George Lucas notoriously hated shooting with film cameras and dealing with actual film. He adopted digital editing techniques early on, and pushed ILM to advance computer graphics technology. The company would test and abandon digital X-Wings in 1979, but would later develop the digital "Genesis Effect" sequences for 1982's Star Trek II: The Wrath of Khan and the first photorealistic CGI character for 1985's Young Sherlock Holmes. But it wasn't until Attack of the Clones (2002) that he was able to shoot an entire feature film fully on digital cameras. It would be only the third movie released to do so. Digital camerawork was embraced so hard by Hollywood, movies shot on film now use the fact as a selling point.
The rise of CG
Before Lucas digitally added and altered his original trilogy for the Special Edition releases, those films were generally devoid of computer graphics, save for a wire-frame holographic model of the Death Star under construction in Return of the Jedi (an effect achieved by the Lucasfilm Computer Division, which eventually became Pixar).
But throughout the '90s, ILM had continued to evolve CG technology in movies like Terminator 2: Judgment Day and Jurassic Park. The results meant Lucas could embrace computer graphics in a big way for his prequel trilogy. The Phantom Menace (1999) became one of the first films with a fully digital main character: Jar Jar Binks -- a milestone of motion capture, CG animation and rendering at the time, and an endlessly lampooned addition to the Star Wars universe.
Phantom Menace is full of other CG innovations. For the pod race, visual-effects supervisor John Knoll needed to depict a grand desert landscape but didn't feel ILM could build the entire environment in CG alone. Instead, artists took photographs of rock formations made as miniatures from multiple angles and then "re-projected" them onto low-resolution, geometrical shells based on the same formations. This "projection mapping" method let the camera move around as required and achieve a high level of believability. Think those original 1977 motion-controlled cameras, but with even less inhibited.

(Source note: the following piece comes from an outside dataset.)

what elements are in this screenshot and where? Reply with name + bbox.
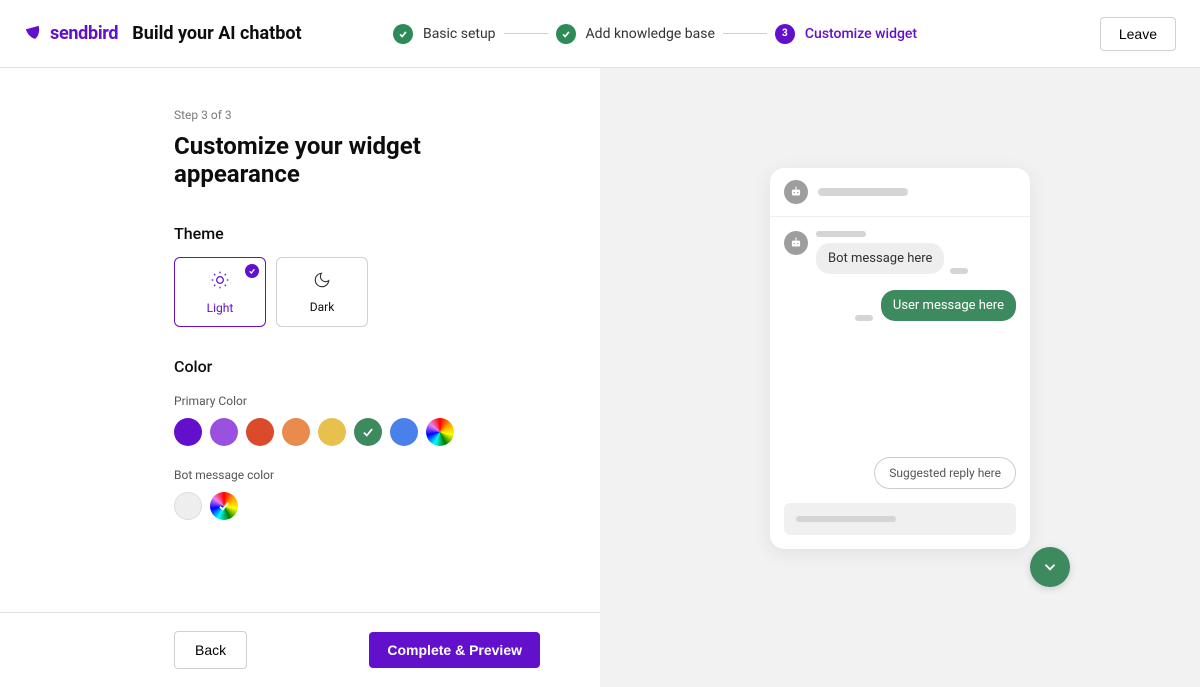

Igniting Hollywood's special-effects boom
Star Wars films have changed filmmaking forever through the evolution of visual-effects production at ILM. Previously, some film studios had their own "special effects" departments, but ILM brought with it a close collective of artists, engineers, technicians, and production people dedicated to the craft. They paved the way for how effects pipelines on films would be orchestrated and, importantly, how visual-effects shots were budgeted.
Over the past 40 years, too, the visual-effects industry has changed so quickly that an innovation one year might be a second-rate or even obsolete effect the next. Who knows how these next Star Wars films might change movies forever again.
UPDATE: Actress Carrie Fisher, who played Princess Leia in George Lucas's original saga, passed away at the age of 60, after suffering a heart attack over the Christmas 2016 holiday.